A new chapter, “Apps in Clinical Research,” is also included in this edition. In this chapter, Brian Douthit describes how the introduction of “apps” (software applications that can be installed and run on computers, tablets, or smartphones) are changing the landscape of clinical research by opening new avenues for administrating and evaluating interventions. The almost ubiquitous use of smartphones and apps has transformed many industries, and a similar transformation of health care and clinical research appears inevitable. In this chapter, Dr. Douthit outlines the major events leading to today’s app infrastructure, current uses of apps in clinical research, design considerations, and future directions. The book concludes with a brief chapter by Peter Embi summarizing the challenges CRI researchers and practitioners will continue to face as the field evolves and new challenges arise. This concluding chapter helps in envisioning the future of the domain of clinical research informatics. In addition to outlining likely new settings and trends in research conduct and funding, the author cogitates on the future of the informatics infrastructure and the professional workforce training and education needs. A focus of this chapter is the description of how clinical research (and supporting informatics) fits into a bigger vision of a learning health system and of the relationship between clinical research, evidence-based medicine, evidence-generating medicine, and quality of care.

Conclusion

The overall goal of this book is to contribute to the ongoing discourse among researchers and practitioners in CRI as they continue to rise to the challenges of a dynamic and evolving clinical research environment. CRI is an exciting and broad domain, leaving ample room for future additions or other texts exploring these topics more deeply or comprehensively. Most certainly, the development of CRI as a subdiscipline of informatics and a professional practice area will drive a growing pool of scientific literature based on original CRI research, and high-impact tools and systems will be developed. It is also certain that CRI groups will continue to support and create communities of discourse that will address much needed practice standards in CRI, data standards in clinical research, policy issues, educational standards, and instructional resources.
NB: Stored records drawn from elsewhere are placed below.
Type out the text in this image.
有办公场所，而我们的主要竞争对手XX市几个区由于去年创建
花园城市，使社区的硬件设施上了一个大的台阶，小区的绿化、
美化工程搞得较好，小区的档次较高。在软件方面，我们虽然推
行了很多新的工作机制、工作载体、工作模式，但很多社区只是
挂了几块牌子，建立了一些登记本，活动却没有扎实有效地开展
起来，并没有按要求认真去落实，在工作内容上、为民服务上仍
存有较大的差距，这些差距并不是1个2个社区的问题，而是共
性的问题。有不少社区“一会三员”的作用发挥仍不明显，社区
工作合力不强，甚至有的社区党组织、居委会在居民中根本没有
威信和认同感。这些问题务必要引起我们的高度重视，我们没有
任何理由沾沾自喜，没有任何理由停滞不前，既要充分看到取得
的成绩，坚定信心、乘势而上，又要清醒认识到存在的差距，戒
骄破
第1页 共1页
The scholars that have contributed to this book are among the most active and engaged in the CRI domain, and we feel they have provided an excellent starting point for deeper explorations into this emerging discipline. While we have by no means exhausted the range of topics in this new edition of CRI, we hope that readers will see several themes stand out throughout this text. The authors illustrate well that the CRI domain can keep up with the pace of innovation even in hard times (like pandemics). It is likely that moving forward, the use of informatics and computing will continue to evolve to address emergent research needs and technical capabilitie and accelerate the generation of new knowledge and insight to guide the course of human and global evolution in ways we cannot even predict.